Definition:Recursively Defined Mapping

Definition

Natural Numbers

Let $p \in \N$ be a natural number.

Let $S = \set {x \in \N: p \le x}$.

Let $T$ be a set.

Let $g: T \to T$ be a mapping.

Let $f: S \to T$ be the mapping defined as:

$\forall x \in S: \map f x = \begin{cases} a & : x = p \\ \map g {\map f n} & : x = n + 1 \end{cases}$

for $a \in T$.

Then $f$ is said to be recursively defined on $S$.

Peano Structure

Let $\struct {P, 0, s}$ be a Peano structure.

Let $T$ be a set.

Let $g: T \to T$ be a mapping.

Let $f: P \to T$ be the mapping defined as:

$\forall x \in P: \map f x = \begin{cases} a & : x = 0 \\ \map g {\map f n} & : x = \map s n \end{cases}$

where $a \in T$.

Then $f$ is said to be recursively defined on $P$.
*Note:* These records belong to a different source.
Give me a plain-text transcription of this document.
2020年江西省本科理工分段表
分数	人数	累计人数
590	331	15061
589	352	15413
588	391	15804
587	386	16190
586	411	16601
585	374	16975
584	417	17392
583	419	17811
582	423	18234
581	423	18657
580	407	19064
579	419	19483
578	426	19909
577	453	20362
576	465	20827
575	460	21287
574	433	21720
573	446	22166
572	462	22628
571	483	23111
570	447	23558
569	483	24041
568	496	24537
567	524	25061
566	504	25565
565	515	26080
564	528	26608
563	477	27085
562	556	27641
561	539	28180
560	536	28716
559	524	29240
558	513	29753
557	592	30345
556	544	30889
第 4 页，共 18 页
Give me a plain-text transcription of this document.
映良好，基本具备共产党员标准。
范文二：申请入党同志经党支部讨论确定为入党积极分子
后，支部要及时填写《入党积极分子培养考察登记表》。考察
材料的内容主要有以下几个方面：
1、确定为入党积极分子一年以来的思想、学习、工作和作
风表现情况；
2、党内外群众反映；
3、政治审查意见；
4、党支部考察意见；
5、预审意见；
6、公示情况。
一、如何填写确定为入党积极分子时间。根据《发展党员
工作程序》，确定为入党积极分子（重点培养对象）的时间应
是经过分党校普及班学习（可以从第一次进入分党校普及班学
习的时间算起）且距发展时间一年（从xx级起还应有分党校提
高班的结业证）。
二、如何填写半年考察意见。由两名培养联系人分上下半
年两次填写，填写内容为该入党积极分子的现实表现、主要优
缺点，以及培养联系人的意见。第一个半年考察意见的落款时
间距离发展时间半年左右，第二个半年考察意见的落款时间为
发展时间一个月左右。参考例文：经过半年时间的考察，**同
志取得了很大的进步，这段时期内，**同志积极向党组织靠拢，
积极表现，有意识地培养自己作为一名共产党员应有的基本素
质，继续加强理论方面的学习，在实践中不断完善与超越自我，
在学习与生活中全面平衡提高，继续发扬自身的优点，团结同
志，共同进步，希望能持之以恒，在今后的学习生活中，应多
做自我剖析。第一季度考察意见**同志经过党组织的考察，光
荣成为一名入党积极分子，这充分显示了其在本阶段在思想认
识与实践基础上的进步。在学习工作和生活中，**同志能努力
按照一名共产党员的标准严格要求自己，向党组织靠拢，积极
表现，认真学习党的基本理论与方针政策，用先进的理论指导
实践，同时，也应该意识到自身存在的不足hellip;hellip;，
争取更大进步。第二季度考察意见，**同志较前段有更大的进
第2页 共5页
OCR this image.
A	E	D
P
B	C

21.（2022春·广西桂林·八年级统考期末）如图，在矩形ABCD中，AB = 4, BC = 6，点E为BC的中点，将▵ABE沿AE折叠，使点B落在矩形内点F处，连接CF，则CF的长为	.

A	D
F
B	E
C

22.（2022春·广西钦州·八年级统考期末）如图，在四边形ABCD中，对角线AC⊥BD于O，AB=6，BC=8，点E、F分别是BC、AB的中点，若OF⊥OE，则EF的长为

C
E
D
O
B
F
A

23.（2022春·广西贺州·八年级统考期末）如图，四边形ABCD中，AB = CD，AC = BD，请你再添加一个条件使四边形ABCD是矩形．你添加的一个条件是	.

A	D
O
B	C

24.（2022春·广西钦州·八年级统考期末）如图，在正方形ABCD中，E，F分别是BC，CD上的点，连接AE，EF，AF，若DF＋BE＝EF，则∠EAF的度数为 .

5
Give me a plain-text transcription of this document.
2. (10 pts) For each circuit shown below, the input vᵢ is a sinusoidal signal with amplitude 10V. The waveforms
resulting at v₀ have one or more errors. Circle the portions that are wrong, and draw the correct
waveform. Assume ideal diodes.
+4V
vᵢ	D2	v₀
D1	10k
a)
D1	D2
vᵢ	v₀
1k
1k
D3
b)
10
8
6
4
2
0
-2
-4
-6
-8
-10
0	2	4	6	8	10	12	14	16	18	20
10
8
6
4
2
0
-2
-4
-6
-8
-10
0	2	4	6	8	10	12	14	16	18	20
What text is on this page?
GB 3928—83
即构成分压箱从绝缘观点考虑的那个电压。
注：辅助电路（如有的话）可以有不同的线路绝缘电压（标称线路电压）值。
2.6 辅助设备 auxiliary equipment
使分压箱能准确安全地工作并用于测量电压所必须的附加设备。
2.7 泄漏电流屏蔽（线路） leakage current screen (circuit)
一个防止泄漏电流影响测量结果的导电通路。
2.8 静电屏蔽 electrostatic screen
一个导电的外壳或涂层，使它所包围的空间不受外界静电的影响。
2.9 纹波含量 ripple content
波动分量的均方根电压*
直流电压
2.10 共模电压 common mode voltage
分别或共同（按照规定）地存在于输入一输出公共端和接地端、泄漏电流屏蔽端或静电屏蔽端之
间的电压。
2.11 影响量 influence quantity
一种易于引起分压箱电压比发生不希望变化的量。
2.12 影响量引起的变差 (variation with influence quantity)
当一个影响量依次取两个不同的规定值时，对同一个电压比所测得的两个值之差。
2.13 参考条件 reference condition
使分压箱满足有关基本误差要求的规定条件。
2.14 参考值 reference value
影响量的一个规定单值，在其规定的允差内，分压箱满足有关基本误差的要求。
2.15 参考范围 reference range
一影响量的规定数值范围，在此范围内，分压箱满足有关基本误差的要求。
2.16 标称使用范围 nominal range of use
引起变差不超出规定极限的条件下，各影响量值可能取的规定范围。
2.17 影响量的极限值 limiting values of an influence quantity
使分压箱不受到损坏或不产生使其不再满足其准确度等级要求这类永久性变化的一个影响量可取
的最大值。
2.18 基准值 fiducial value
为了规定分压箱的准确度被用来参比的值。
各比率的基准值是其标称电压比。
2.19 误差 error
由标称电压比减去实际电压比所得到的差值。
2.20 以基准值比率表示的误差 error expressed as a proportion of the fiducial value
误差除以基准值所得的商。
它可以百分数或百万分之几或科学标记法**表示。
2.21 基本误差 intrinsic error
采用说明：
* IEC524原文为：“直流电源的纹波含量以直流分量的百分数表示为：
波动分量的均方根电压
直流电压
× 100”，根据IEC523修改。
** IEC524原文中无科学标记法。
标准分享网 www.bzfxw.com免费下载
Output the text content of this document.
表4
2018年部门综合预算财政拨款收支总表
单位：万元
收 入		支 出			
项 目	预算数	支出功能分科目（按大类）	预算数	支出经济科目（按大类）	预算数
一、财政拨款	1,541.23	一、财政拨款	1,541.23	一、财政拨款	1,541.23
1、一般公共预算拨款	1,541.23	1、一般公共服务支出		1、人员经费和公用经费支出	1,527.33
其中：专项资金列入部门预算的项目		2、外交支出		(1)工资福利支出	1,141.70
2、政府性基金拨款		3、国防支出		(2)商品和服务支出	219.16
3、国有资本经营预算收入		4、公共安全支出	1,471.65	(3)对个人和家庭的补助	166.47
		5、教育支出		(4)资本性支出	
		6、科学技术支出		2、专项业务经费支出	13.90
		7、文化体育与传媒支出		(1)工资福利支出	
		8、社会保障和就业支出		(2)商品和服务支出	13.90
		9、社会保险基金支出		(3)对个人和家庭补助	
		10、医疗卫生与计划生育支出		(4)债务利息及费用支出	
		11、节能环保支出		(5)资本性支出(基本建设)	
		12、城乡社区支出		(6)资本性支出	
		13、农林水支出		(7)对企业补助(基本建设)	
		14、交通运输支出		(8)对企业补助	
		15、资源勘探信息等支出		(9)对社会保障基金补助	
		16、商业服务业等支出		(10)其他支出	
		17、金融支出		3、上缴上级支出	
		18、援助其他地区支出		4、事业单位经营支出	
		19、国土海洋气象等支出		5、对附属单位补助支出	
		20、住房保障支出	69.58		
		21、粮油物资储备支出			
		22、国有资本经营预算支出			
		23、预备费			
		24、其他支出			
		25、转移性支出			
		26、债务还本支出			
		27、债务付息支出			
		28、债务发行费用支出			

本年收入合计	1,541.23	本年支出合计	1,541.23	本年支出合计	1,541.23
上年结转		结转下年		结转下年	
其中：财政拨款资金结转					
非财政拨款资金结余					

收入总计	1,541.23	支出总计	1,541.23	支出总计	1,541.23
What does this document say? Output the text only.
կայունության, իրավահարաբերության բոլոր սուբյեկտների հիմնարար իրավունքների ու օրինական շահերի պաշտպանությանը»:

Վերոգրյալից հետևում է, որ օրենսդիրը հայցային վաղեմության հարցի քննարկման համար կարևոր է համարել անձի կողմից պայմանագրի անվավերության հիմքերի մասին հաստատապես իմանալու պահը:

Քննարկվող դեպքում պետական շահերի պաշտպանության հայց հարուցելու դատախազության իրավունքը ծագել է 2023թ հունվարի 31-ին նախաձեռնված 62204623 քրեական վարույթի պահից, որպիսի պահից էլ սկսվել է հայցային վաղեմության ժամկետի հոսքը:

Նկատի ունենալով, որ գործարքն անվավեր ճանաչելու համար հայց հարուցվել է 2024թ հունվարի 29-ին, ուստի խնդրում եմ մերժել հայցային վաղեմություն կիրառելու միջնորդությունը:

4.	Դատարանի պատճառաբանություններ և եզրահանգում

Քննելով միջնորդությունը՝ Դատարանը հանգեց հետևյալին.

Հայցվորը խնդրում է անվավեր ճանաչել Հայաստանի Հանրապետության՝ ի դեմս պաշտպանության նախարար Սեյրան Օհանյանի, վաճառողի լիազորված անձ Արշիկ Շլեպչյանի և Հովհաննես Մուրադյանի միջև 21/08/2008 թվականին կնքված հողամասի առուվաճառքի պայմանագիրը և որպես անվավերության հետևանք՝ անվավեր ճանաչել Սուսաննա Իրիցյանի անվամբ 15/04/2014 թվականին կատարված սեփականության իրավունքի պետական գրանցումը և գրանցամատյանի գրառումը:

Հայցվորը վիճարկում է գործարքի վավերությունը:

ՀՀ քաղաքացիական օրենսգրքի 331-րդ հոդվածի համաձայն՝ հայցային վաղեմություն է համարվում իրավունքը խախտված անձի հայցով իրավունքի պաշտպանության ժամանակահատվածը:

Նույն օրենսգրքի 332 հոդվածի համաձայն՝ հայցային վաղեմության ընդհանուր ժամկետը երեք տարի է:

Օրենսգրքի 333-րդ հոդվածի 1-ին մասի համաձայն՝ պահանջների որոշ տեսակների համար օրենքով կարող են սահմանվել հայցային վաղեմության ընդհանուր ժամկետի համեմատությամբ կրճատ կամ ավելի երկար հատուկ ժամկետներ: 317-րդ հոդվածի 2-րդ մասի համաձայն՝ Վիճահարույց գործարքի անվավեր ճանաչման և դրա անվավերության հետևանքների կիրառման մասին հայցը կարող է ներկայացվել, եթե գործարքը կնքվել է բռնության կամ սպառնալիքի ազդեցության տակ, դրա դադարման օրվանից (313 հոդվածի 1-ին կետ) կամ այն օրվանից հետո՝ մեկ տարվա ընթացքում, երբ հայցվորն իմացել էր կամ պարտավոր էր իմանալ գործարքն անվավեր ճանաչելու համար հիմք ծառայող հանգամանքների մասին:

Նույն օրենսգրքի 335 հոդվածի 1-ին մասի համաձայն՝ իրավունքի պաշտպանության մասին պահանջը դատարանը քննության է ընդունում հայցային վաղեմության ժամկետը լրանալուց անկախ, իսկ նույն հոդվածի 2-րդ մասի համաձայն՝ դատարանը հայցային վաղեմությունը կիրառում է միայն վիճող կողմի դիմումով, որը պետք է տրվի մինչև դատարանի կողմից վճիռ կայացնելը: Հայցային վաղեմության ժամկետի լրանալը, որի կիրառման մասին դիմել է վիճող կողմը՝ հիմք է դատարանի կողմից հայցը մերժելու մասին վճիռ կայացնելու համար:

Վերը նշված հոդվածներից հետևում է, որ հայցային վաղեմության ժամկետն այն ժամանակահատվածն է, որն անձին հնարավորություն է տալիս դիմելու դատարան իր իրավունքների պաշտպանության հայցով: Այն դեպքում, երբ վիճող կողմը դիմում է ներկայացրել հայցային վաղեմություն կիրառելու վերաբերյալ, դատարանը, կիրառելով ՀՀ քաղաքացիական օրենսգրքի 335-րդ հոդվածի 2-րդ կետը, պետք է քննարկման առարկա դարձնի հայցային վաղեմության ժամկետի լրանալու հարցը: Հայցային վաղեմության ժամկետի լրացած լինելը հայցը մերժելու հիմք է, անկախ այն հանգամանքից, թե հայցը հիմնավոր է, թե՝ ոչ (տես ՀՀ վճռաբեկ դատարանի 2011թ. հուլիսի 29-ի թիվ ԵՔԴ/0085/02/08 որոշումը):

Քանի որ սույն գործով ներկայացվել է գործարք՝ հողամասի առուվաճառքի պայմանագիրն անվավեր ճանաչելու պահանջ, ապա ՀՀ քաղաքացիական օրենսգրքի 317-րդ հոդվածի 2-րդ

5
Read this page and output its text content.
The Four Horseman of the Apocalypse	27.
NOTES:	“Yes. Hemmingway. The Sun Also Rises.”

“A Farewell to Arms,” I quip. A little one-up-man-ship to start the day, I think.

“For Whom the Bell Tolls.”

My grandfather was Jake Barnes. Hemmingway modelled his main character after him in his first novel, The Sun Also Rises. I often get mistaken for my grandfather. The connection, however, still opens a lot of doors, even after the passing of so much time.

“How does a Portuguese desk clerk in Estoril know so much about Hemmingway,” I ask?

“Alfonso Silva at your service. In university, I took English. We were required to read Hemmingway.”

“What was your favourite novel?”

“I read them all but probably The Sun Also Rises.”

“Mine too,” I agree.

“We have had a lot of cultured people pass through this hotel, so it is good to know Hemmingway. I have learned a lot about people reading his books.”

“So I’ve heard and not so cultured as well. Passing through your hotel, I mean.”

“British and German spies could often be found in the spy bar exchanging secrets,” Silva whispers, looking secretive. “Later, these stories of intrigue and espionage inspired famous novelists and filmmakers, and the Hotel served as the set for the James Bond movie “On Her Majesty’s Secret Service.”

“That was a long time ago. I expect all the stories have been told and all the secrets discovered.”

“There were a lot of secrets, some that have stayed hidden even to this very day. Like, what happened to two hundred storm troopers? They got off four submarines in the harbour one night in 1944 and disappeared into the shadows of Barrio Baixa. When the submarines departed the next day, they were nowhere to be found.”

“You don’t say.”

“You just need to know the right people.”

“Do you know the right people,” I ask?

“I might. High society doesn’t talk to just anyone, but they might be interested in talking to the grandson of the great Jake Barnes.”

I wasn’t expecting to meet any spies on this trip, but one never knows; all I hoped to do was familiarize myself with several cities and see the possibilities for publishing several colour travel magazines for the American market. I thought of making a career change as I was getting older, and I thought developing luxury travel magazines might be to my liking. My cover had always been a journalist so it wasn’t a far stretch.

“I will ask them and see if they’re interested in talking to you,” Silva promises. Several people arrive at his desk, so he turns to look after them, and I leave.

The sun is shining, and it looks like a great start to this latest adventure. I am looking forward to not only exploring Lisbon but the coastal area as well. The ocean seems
Naturally Ordered Semigroup

Let $\struct {S, \circ, \preceq}$ be a naturally ordered semigroup.

Let $p \in S$.

Let $S' = \set {x \in S: p \preceq x}$.

Let $T$ be a set.

Let $g: T \to T$ be a mapping.

Let $f: S' \to T$ be the mapping defined as:

$\forall n \in S': \map f x = \begin{cases} a & : x = p \\ \map g {\map f n} & : x = n \circ 1 \end{cases}$

where $a \in T$.

Then $f$ is said to be recursively defined on $S'$.

Minimally Inductive Set

Let $\omega$ be the minimally inductive set.

Let $T$ be a set.

Let $a \in T$.

Let $g: T \to T$ be a mapping.

Let $f: \omega \to T$ be the mapping defined as:

$\forall x \in \omega: \map f x = \begin{cases} a & : x = 0 \\ \map g {\map f n} & : x = n^+ \end{cases}$

where $n^+$ is the successor set of $n$.

Then $f$ is said to be recursively defined on $\omega$.